Customers of Brightstuff can build a “totem pole” of what they like, choosing which sorts of messages they would like to receive. Blyk claims that this approach drives very high response rates. Kip said that the lowest response rate it achieves per message is “something like” 20%, with some campaigns achieving 50-65% response rates amongst users.
So does Kip think that this success rate could be expanded beyond Blyk’s core youth audience? Operators such as Telefonica and Telenor are setting up dedicated digital units that are likely to have opt-in and location based advertising form a key part of their portofolio. Could Blyk’s partners be in a position to expand Blyk’s reach top create their own enhanced digital media presence?
Kip confirmed that Blyk has moved from concentrating from the young (16-24) to the “young at heart”, and also that Blyk has received requests from other operators to look at specific groups, tailoring packages for groups that would be willing to receive specific types of packages. Certainly, there is increasing evidence that mobile advertising and marketing, from within an operator or from other networks, is on the increase.

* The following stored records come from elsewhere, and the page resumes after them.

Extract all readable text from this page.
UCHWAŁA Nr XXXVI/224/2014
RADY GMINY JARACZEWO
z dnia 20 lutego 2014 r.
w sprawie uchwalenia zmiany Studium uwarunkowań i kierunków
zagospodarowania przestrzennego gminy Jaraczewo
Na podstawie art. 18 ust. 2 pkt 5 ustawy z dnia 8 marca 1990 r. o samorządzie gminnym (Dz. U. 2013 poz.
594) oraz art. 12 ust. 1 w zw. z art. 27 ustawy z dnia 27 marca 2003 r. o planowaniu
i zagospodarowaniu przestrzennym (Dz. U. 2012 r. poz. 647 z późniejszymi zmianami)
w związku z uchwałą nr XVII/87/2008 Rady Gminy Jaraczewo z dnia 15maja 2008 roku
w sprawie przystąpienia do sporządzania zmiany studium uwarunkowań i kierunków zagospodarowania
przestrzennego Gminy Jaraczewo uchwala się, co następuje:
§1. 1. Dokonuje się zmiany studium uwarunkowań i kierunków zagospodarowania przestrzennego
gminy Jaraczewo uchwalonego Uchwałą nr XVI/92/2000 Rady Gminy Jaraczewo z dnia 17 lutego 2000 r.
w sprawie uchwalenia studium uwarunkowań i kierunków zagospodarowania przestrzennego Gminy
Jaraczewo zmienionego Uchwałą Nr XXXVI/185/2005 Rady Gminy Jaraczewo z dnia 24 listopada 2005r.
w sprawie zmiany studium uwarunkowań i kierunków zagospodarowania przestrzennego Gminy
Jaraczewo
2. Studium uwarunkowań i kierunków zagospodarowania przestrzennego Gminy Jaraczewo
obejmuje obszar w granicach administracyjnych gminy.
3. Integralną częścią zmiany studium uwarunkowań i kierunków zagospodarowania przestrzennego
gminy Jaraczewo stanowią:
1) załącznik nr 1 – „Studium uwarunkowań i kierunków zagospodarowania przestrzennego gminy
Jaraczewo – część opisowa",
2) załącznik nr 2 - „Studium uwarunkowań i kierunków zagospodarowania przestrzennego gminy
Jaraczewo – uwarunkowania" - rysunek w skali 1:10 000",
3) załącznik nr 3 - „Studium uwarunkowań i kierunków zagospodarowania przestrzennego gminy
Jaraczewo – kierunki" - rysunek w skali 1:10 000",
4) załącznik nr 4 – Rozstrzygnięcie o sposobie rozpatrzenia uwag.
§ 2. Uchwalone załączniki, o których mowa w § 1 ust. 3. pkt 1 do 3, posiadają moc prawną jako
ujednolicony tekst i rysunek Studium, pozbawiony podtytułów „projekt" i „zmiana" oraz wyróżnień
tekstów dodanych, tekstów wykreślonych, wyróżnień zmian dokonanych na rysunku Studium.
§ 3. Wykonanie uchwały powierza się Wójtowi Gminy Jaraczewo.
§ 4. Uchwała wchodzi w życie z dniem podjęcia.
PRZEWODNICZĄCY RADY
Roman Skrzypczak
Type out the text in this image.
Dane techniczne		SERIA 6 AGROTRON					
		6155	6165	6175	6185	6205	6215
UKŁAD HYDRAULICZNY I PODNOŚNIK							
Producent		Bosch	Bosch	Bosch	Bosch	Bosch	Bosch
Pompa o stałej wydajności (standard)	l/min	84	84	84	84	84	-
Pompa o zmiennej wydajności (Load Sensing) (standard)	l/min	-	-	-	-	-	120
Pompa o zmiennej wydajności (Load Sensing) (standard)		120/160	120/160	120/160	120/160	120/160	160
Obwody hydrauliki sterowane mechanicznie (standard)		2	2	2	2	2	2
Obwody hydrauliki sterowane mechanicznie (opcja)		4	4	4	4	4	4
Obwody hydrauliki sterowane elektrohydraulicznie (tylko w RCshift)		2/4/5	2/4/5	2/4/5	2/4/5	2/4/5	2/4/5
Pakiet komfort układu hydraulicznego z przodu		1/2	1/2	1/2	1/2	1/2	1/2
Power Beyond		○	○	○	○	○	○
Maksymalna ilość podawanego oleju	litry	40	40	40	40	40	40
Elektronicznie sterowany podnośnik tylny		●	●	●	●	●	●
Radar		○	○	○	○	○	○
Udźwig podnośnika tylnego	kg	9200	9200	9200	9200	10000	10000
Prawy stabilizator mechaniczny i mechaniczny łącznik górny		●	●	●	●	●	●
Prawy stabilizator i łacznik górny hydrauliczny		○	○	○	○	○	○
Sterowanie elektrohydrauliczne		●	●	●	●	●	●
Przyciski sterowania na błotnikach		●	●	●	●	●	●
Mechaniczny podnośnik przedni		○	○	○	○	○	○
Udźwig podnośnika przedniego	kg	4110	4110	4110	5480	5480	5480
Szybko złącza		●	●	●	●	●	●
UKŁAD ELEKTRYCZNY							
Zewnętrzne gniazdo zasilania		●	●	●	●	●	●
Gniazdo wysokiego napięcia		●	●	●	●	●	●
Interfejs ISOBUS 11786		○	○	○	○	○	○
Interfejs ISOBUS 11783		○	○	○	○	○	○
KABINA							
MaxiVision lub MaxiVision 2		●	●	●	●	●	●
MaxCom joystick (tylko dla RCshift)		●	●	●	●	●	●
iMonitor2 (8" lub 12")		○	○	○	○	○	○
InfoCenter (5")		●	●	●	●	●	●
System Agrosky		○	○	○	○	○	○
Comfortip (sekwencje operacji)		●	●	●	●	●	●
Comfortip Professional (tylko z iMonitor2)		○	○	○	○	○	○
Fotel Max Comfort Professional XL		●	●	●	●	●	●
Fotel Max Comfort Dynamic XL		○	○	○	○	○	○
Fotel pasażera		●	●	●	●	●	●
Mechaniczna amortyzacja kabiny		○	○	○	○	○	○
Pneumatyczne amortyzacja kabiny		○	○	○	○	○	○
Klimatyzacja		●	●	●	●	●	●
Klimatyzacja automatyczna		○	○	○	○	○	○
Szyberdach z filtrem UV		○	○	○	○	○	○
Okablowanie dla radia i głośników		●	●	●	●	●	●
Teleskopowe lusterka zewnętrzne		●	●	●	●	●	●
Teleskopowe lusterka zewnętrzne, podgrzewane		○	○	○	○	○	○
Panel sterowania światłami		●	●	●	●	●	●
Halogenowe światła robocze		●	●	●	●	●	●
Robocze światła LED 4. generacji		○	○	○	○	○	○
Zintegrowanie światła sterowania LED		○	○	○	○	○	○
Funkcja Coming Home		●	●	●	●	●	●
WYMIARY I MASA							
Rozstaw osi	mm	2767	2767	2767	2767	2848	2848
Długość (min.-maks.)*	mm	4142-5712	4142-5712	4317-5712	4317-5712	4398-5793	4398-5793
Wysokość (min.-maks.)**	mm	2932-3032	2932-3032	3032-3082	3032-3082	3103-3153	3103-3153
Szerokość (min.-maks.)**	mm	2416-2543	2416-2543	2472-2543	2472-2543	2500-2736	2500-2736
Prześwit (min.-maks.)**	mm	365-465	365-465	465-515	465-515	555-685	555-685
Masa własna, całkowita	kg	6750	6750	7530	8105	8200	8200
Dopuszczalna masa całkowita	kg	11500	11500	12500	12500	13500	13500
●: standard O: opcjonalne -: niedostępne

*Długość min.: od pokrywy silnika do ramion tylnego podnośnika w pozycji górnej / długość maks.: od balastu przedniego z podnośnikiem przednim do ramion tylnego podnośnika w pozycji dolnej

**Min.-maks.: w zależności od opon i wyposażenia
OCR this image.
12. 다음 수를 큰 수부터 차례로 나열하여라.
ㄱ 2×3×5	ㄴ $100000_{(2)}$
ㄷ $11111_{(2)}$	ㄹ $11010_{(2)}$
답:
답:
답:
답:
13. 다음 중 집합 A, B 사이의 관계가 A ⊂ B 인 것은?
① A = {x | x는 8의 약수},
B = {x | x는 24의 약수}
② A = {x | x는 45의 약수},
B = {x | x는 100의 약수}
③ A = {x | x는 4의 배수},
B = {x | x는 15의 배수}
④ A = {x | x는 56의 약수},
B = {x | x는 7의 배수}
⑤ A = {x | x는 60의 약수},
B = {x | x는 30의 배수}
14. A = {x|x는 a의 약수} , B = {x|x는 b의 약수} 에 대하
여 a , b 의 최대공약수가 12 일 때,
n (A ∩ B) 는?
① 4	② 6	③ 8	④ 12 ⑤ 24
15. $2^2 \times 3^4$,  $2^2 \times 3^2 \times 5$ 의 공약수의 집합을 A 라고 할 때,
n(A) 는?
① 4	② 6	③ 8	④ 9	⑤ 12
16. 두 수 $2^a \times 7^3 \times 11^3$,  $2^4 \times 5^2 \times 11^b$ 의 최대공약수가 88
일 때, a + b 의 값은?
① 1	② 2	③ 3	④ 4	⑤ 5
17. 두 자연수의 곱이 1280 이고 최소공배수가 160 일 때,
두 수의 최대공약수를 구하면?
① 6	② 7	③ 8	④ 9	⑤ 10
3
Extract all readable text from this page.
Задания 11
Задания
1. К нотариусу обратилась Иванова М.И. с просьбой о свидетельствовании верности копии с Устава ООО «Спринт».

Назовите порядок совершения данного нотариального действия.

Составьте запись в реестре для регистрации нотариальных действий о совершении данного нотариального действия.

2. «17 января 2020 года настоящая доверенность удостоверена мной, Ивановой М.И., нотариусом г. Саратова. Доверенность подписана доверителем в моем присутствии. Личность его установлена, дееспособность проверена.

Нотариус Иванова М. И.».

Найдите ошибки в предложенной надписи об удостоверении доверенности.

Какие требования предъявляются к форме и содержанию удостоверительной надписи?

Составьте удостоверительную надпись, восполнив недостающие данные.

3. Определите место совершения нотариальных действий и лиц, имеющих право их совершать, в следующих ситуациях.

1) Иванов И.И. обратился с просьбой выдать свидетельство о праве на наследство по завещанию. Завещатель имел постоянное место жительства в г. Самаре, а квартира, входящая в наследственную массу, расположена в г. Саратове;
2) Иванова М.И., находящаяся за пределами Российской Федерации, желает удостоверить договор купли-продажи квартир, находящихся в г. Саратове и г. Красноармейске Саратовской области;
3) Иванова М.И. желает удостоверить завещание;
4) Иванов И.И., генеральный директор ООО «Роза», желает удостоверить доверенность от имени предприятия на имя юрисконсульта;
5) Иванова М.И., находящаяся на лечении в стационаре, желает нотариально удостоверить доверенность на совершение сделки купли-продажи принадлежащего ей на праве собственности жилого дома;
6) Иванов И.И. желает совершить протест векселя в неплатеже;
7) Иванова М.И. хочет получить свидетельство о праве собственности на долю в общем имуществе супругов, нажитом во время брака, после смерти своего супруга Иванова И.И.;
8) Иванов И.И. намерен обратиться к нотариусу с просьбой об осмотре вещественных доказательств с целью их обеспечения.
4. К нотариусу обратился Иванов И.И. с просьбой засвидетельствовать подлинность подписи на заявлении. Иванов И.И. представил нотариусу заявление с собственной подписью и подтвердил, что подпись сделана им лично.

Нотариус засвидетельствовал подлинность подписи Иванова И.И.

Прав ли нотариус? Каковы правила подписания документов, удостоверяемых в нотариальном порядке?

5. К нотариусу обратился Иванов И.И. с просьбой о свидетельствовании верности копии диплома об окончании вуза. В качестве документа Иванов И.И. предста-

InMobi and Buzz City both released quarterly metrics this week showing growth in European markets. For instance, ad impressions on Buzz City’s network from French mobile users grew 163% in Q4 2011. InMobi, meanwhile, claimed a 358% increase in European mobile ad impressions over the course of the last year. And there was an interesting nugget from Buzz City as well, who reckoned that “mature” (over 35!) users were driving much of that growth.
I think that’s interesting because, as mentioned, there is a clear drive amongst operators to open up their customer bases to media, marketing and advertising campaigns. Genuine opt-in campaigns, delivered to interested audiences, have the potential not just to boost revenues for operators, but to increase their own brand perception. Sloppy ones, of course, ruin it.
But if Blyk, Buzz City and InMobi are pointing us in the right direction the mobile marketing and advertising opportunity, for so long “next year’s big thing for operators”, may genuinely be approaching.